Summer is on its way. Soon enough it will be time to ditch the gym and hit the sand. Making the adjustment from indoor volleyball to sand volleyball will take some time, but you can shortcut the process by making sure you’re Sandfit.
Compared to hard court volleyball, sand volleyball has significantly less impact on the knees, hips, and ankle joints. Just moving in the sand will strengthen all of the tendons and ligaments surrounding the joints of the lower body, making you less prone to injury during your high-impact indoor season.
You might also notice when playing traditional doubles sand volleyball, you’re responsible for a lot more court and thus fatigue your muscles even more than when you play indoor volleyball. Why?
When you play on an indoor court, the floor pushes back, which helps you rebound and accelerate quickly. Sand, on the other hand, absorbs most of your energy and provides little to no energy back for moving forward or propelling you up.
Try this the next time you’re in deep sand: run a few yards then make a hard cut back toward where you started. You will see a divot in the sand where you made the cut back. That divot was formed when the sand absorbed your energy. Instead of giving you energy back to utilize in acceleration, the sand actually robbed you. Sand volleyball athletes need to develop the ability to claw, dig, and drive themselves through the first few steps of a movement in order to build up speed quickly on a very unstable surface.

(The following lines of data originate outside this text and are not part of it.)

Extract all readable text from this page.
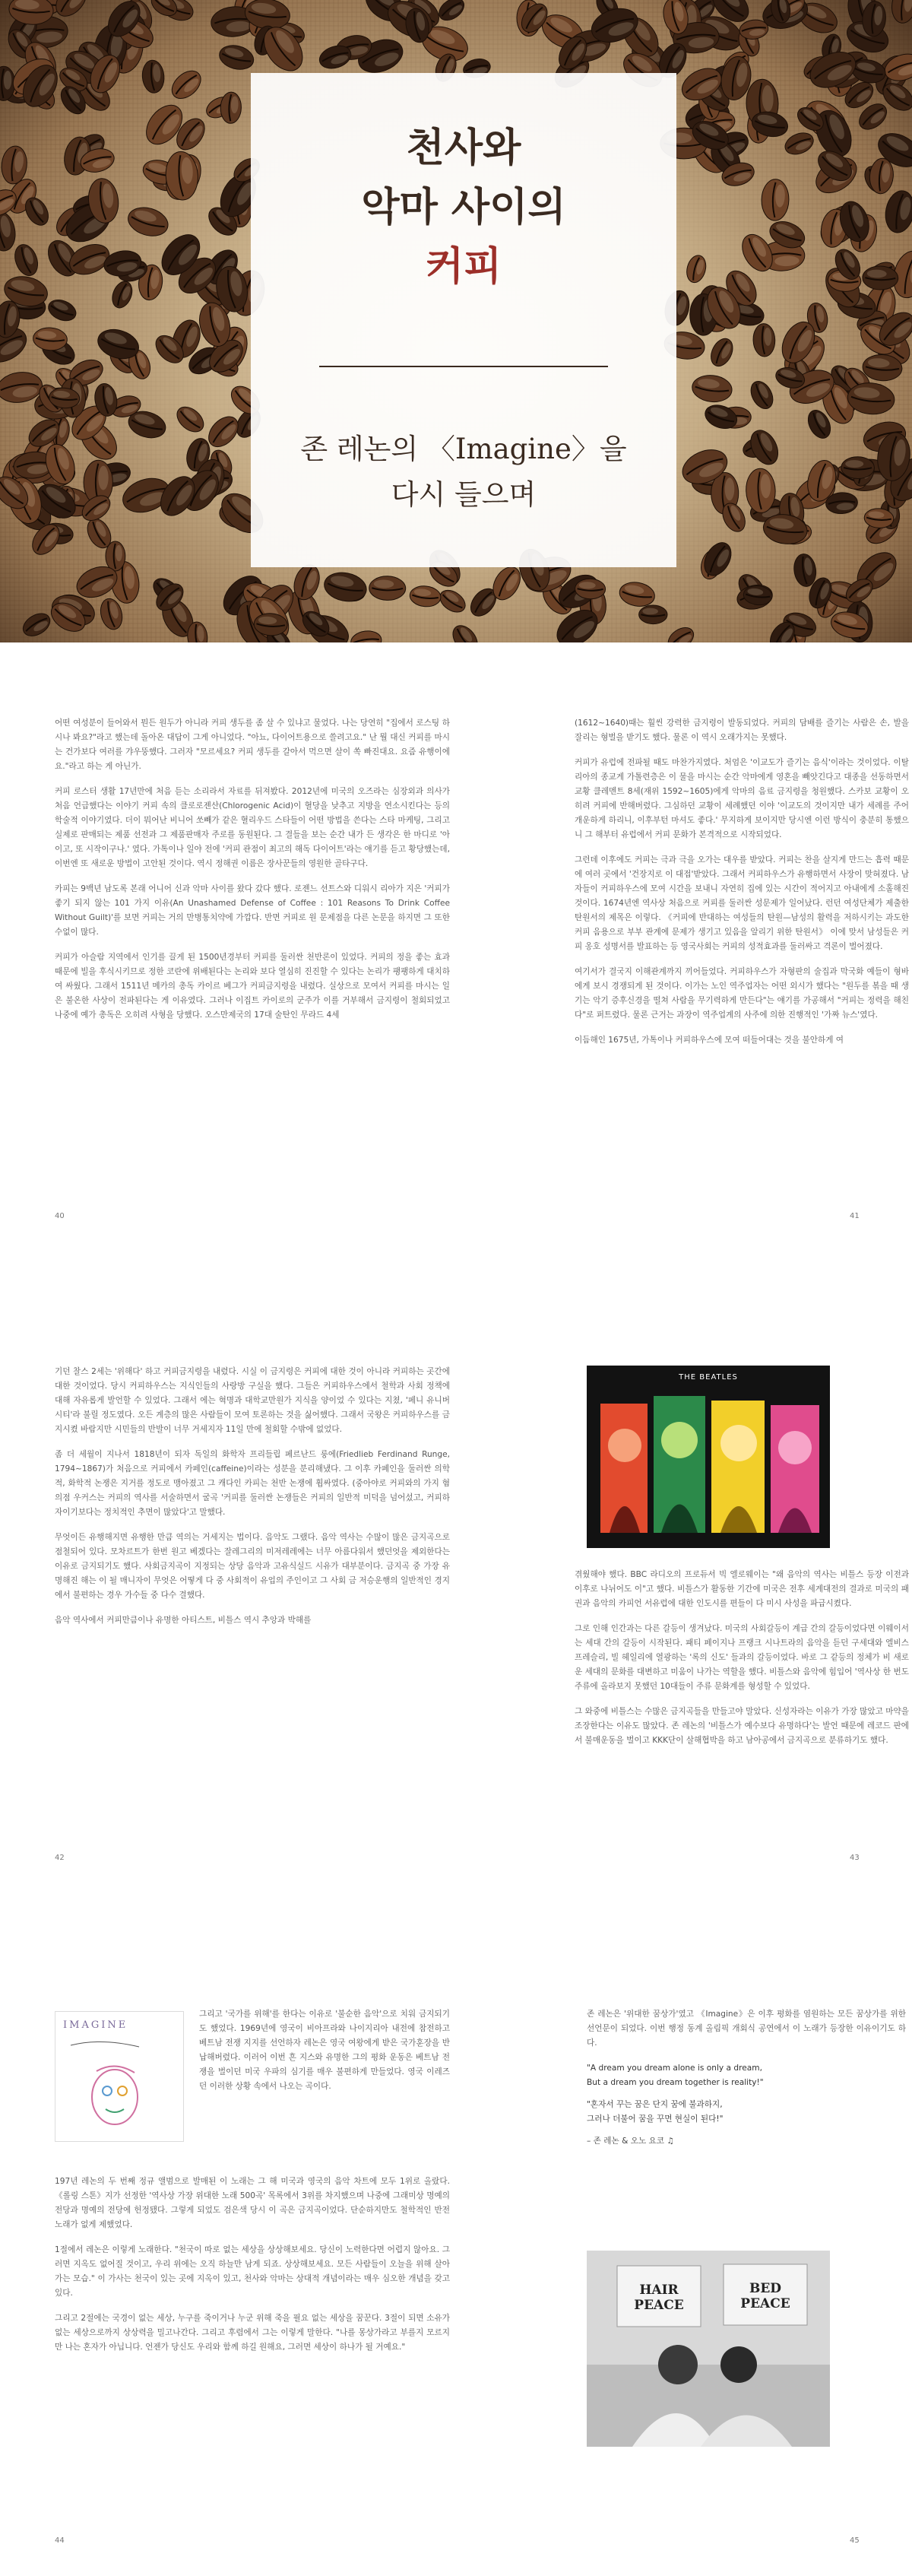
천사와

악마 사이의

커피

존 레논의 〈Imagine〉을

다시 들으며

어떤 여성분이 들어와서 뭔든 원두가 아니라 커피 생두를 좀 살 수 있냐고 물었다. 나는 당연히 "집에서 로스팅 하시나 봐요?"라고 했는데 돌아온 대답이 그게 아니었다. "아뇨, 다이어트용으로 쓸려고요." 난 뭘 대신 커피를 마시는 건가보다 여러를 갸우뚱했다. 그러자 "모르세요? 커피 생두를 갈아서 먹으면 살이 쏙 빠진대요. 요즘 유행이에요."라고 하는 게 아닌가.

커피 로스터 생활 17년만에 처음 듣는 소리라서 자료를 뒤져봤다. 2012년에 미국의 오즈라는 심장외과 의사가 처음 언급했다는 이야기 커피 속의 클로로젠산(Chlorogenic Acid)이 혈당을 낮추고 지방을 연소시킨다는 등의 학술적 이야기였다. 더이 뭐어난 비니어 쏘빼가 같은 혈리우드 스타들이 어떤 방법을 쓴다는 스타 마케팅, 그리고 실제로 판매되는 제품 선전과 그 제품판매자 주로를 동원된다. 그 결들을 보는 순간 내가 든 생각은 한 마디로 '아이고, 또 시작이구나.' 였다. 가톡이나 일야 전에 '커피 관점이 최고의 해독 다이어트'라는 얘기를 듣고 황당했는데, 이번엔 또 새로운 방법이 고안된 것이다. 역시 정해권 이름은 장사꾼들의 영원한 골타구다.

카피는 9백년 남도록 본래 어니어 신과 악마 사이를 왔다 갔다 했다. 로젠느 선트스와 디워시 리아가 지은 '커피가 좋기 되지 않는 101 가지 이유(An Unashamed Defense of Coffee : 101 Reasons To Drink Coffee Without Guilt)'를 보면 커피는 거의 만병통치약에 가깝다. 반면 커피로 원 문제점을 다른 논문을 하지면 그 또한 수없이 많다.

커피가 아슬람 지역에서 인기를 끌게 된 1500년경부터 커피를 둘러싼 천반론이 있었다. 커피의 정을 좋는 효과 때문에 빌을 후식시키므로 정한 코란에 위배된다는 논리와 보다 열심히 진진할 수 있다는 논리가 팽팽하게 대치하여 싸웠다. 그래서 1511년 메카의 총독 카이르 베그가 커피금지령을 내렸다. 실상으로 모여서 커피를 마시는 일은 불온한 사상이 전파된다는 게 이유였다. 그러나 이집트 카이로의 군주가 이를 거부해서 금지령이 철회되었고 나중에 예가 총독은 오히려 사형을 당했다. 오스만제국의 17대 술탄인 무라드 4세

40

(1612~1640)때는 훨씬 강력한 금지령이 발동되었다. 커피의 담배를 즐기는 사람은 손, 발을 잘리는 형벌을 받기도 했다. 물론 이 역시 오래가지는 못했다.

커피가 유럽에 전파될 때도 마찬가지였다. 처엄은 '이교도가 즐기는 음식'이라는 것이었다. 이탈리아의 종교게 가톨련층은 이 물을 마시는 순간 악마에게 영혼을 빼앗긴다고 대종을 선동하면서 교황 클레멘트 8세(재위 1592~1605)에게 악마의 음료 금지령을 청원했다. 스카보 교황이 오히려 커피에 반해버렸다. 그심하던 교황이 세례했던 이야 '이교도의 것이지만 내가 세례를 주어 개운하게 하리니, 이후부턴 마셔도 좋다.' 무지하게 보이지만 당시엔 이런 방식이 충분히 통했으니 그 해부터 유럽에서 커피 문화가 본격적으로 시작되었다.

그런데 이후에도 커피는 극과 극을 오가는 대우를 받았다. 커피는 찬을 살지게 만드는 흡력 때문에 여러 곳에서 '건장지로 이 대접'받았다. 그래서 커피하우스가 유행하면서 사장이 맞혀졌다. 남자들이 커피하우스에 모여 시간을 보내니 자연히 집에 있는 시간이 적어지고 아내에게 소홀해진 것이다. 1674년엔 역사상 처음으로 커피를 둘러싼 성문제가 일어났다. 런던 여성단체가 제출한 탄원서의 제목은 이렇다. 《커피에 반대하는 여성들의 탄원—남성의 활력을 저하시키는 과도한 커피 음용으로 부부 관계에 문제가 생기고 있음을 알리기 위한 탄원서》 이에 맞서 남성들은 커피 옹호 성명서를 발표하는 등 영국사회는 커피의 성적효과를 둘러싸고 격론이 벌어졌다.

여기서가 결국지 이해관계까지 끼어들었다. 커피하우스가 자형판의 술집과 막국화 예들이 형바에게 보시 경쟁되게 된 것이다. 이가는 노인 역주업자는 어떤 외시가 했다는 "원두를 볶을 때 생기는 악기 증후신경을 떨쳐 사람을 무기력하게 만든다"는 얘기를 가공해서 "커피는 정력을 해친다"로 퍼트렸다. 물론 근거는 과장이 역주업계의 사주에 의한 진행적인 '가짜 뉴스'였다.

이듬해인 1675년, 가톡이나 커피하우스에 모여 떠들어대는 것을 불안하게 여

41

기던 찰스 2세는 '위해다' 하고 커피금지령을 내렸다. 시실 이 금지령은 커피에 대한 것이 아니라 커피하는 곳간에 대한 것이었다. 당시 커피하우스는 지식인들의 사랑방 구실을 했다. 그들은 커피하우스에서 철학과 사회 정책에 대해 자유롭게 발언할 수 있었다. 그래서 에는 혁명과 대학교만원가 지식을 양이었 수 있다는 지쳤, '페니 유니버시티'라 불릴 정도였다. 오든 계층의 많은 사람들이 모여 토론하는 것을 싫어했다. 그래서 국왕은 커피하우스를 금지시켰 바람지만 시민들의 반발이 너무 거세지자 11일 만에 철회할 수밖에 없었다.

좀 더 세월이 지나서 1818년이 되자 독일의 화학자 프리들립 페르난드 룽에(Friedlieb Ferdinand Runge, 1794~1867)가 처음으로 커피에서 카페인(caffeine)이라는 성분을 분리해냈다. 그 이후 카페인을 둘러싼 의학적, 화학적 논쟁은 지거를 정도로 맹아졌고 그 캐다인 카피는 천반 논쟁에 휩싸였다. (중아야로 커피와의 가지 혐의점 우커스는 커피의 역사를 서술하면서 굴곡 '커피를 둘러싼 논쟁들은 커피의 일반적 미덕을 넘어섰고, 커피하자이기보다는 정치적인 추면이 많았다'고 말했다.

무엇이든 유행해지면 유행한 만큼 역의는 거세지는 법이다. 음악도 그랬다. 음악 역사는 수많이 많은 금지곡으로 점철되어 있다. 모차르트가 한번 원고 베겠다는 잘레그리의 미저레레에는 너무 아름다워서 했던엇을 제외한다는 이유로 금지되기도 했다. 사회금지곡이 지정되는 상당 음악과 고유식실드 시유가 대부분이다. 금지곡 중 가장 유명해진 해는 이 될 매니자이 무엇은 어떻게 다 중 사회적이 유업의 주인이고 그 사회 금 저승운행의 일반적인 경지에서 불편하는 경우 가수들 중 다수 결했다.

음악 역사에서 커피만큼이나 유명한 아티스트, 비틀스 역시 추앙과 박해를

42
THE BEATLES

겪웠해야 했다. BBC 라디오의 프로듀서 빅 엘로웨이는 "왜 음악의 역사는 비틀스 등장 이전과 이후로 나뉘어도 이"고 했다. 비틀스가 활동한 기간에 미국은 전후 세계대전의 결과로 미국의 패권과 음악의 카피언 서유럽에 대한 인도시를 편들이 다 미시 사성을 파급시켰다.

그로 인해 인간과는 다른 갈등이 생겨났다. 미국의 사회갈등이 계급 간의 갈등이었다면 이웨이서는 세대 간의 갈등이 시작된다. 패티 페이지나 프랭크 시나트라의 음악을 듣던 구세대와 엘비스 프레슬리, 빌 헤일리에 열광하는 '록의 신도' 들과의 갈등이었다. 바로 그 같등의 정체가 비 새로운 세대의 문화를 대변하고 미움이 나가는 역할을 했다. 비틀스와 음악에 힘입어 '역사상 한 번도 주류에 올라보지 못했던 10대들이 주류 문화계를 형성할 수 있었다.

그 와중에 비틀스는 수많은 금지곡들을 만들고야 말았다. 신성자라는 이유가 가장 많았고 마약을 조장한다는 이유도 많았다. 존 레논의 '비틀스가 예수보다 유명하다'는 발언 때문에 레코드 판에서 불매운동을 벌이고 KKK단이 살해협박을 하고 남아공에서 금지곡으로 분류하기도 했다.

43
IMAGINE

그리고 '국가를 위해'를 한다는 이유로 '불순한 음악'으로 치워 금지되기도 했었다. 1969년에 영국이 비아프라와 나이지리아 내전에 참전하고 베트남 전쟁 지지를 선언하자 레논은 영국 여왕에게 받은 국가훈장을 반납해버렸다. 이러어 이번 흔 지스와 유명한 그의 평화 운동은 베트남 전쟁을 벌이던 미국 우파의 심기를 매우 불편하게 만들었다. 영국 이레즈던 이러한 상황 속에서 나오는 곡이다.

197년 레논의 두 번째 정규 앨범으로 발매된 이 노래는 그 해 미국과 영국의 음악 차트에 모두 1위로 올랐다. 《롤링 스톤》지가 선정한 '역사상 가장 위대한 노래 500곡' 목록에서 3위를 차지했으며 나중에 그래미상 명예의 전당과 명예의 전당에 헌정됐다. 그렇게 되었도 검은색 당시 이 곡은 금지곡이었다. 단순하지만도 철학적인 반전 노래가 없게 제했었다.

1절에서 레논은 이렇게 노래한다. "천국이 따로 없는 세상을 상상해보세요. 당신이 노력한다면 어렵지 않아요. 그러면 지옥도 없어질 것이고, 우리 위에는 오직 하늘만 남게 되죠. 상상해보세요. 모든 사람들이 오늘을 위해 살아가는 모습." 이 가사는 천국이 있는 곳에 지옥이 있고, 천사와 악마는 상대적 개념이라는 매우 심오한 개념을 갖고 있다.

그리고 2절에는 국경이 없는 세상, 누구를 죽이거나 누군 위해 죽을 필요 없는 세상을 꿈꾼다. 3절이 되면 소유가 없는 세상으로까지 상상력을 밀고나간다. 그리고 후렴에서 그는 이렇게 말한다. "나를 몽상가라고 부를지 모르지만 나는 혼자가 아닙니다. 언젠가 당신도 우리와 함께 하길 원해요, 그러면 세상이 하나가 될 거예요."

44

존 레논은 '위대한 꿈상가'였고 《Imagine》은 이후 평화를 염원하는 모든 꿈상가를 위한 선언문이 되었다. 이번 행정 동계 올림픽 개회식 공연에서 이 노래가 등장한 이유이기도 하다.

"A dream you dream alone is only a dream,
But a dream you dream together is reality!"

"혼자서 꾸는 꿈은 단지 꿈에 불과하지,
그러나 더불어 꿈을 꾸면 현실이 된다!"

– 존 레논 & 오노 요코 ♫

HAIR PEACE
BED PEACE
45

It goes without saying that a certain amount of weight training is very important for staying healthy and performing your best throughout long indoor and/or sand volleyball careers, but the only way to really acclimate to the different surface is to actually train in it. Any standard footwork and plyometric exercises performed in the sand will be beneficial, but I want to teach you an effective conditioning drill in the sand that integrates a ball and has volleyball-specific conditioning movements.
You can make up many different variations of this exercise, but here’s one of my favorites. You will need a teammate, coach, or training partner to facilitate the volleyball portion.
- Two cones (or flip flops) as markers
- Two volleyballs
- One cone at start line and one 10 yards away
- Position your teammate somewhere along the 10-yard line in front or slightly to the side of where you’re facing
- Sprint up to the 10-yard line and stop once you’re approximately an arm’s length in front of your teammate. (A) Imagine that the 10-yard line is a net that separates you, and perform a max block jump and land balanced. (B)
- Peel away from the 10-yard line as if pulling off the net by opening up with a jab step, followed by a crossover step, and finish square, facing your teammate in a balanced athletic position (alternate the direction you open every time you repeat the drill). (C)
- Next, your teammate drops one ball just out of your reach (in front and slightly to the side of his or her body so they aren’t in the way). Lunge forward with a controlled dive and dig the ball up toward your partner. (D)
- After making the dig, use your chest, triceps, and shoulders to explode up and start to turn back toward the start line as your teammate underhand lobs a high spinning ball back toward the farthest cone. (E)
- Chase down the ball and pass it back over your shoulder toward your teammate as you run through the ball past the finish line. Your teammate’s toss will dictate whether you need dive or stay on your feet. (F)
- Take several deep breaths and perform 1-3 more rounds before switching places with your teammate.
Keep in mind:
- This drill is fitness first and volleyball second, so don’t worry too much about your volleyball form.
- If you’re performing this drill with a series of other exercises, or volleyball training, you should only perform a few sets. If performing this drill as a workout by itself, you should perform 10+ sets of this drill or similar variations.
- This conditioning drill will improve your fitness and volleyball abilities, but nothing beats actually playing in the sand, so get out there!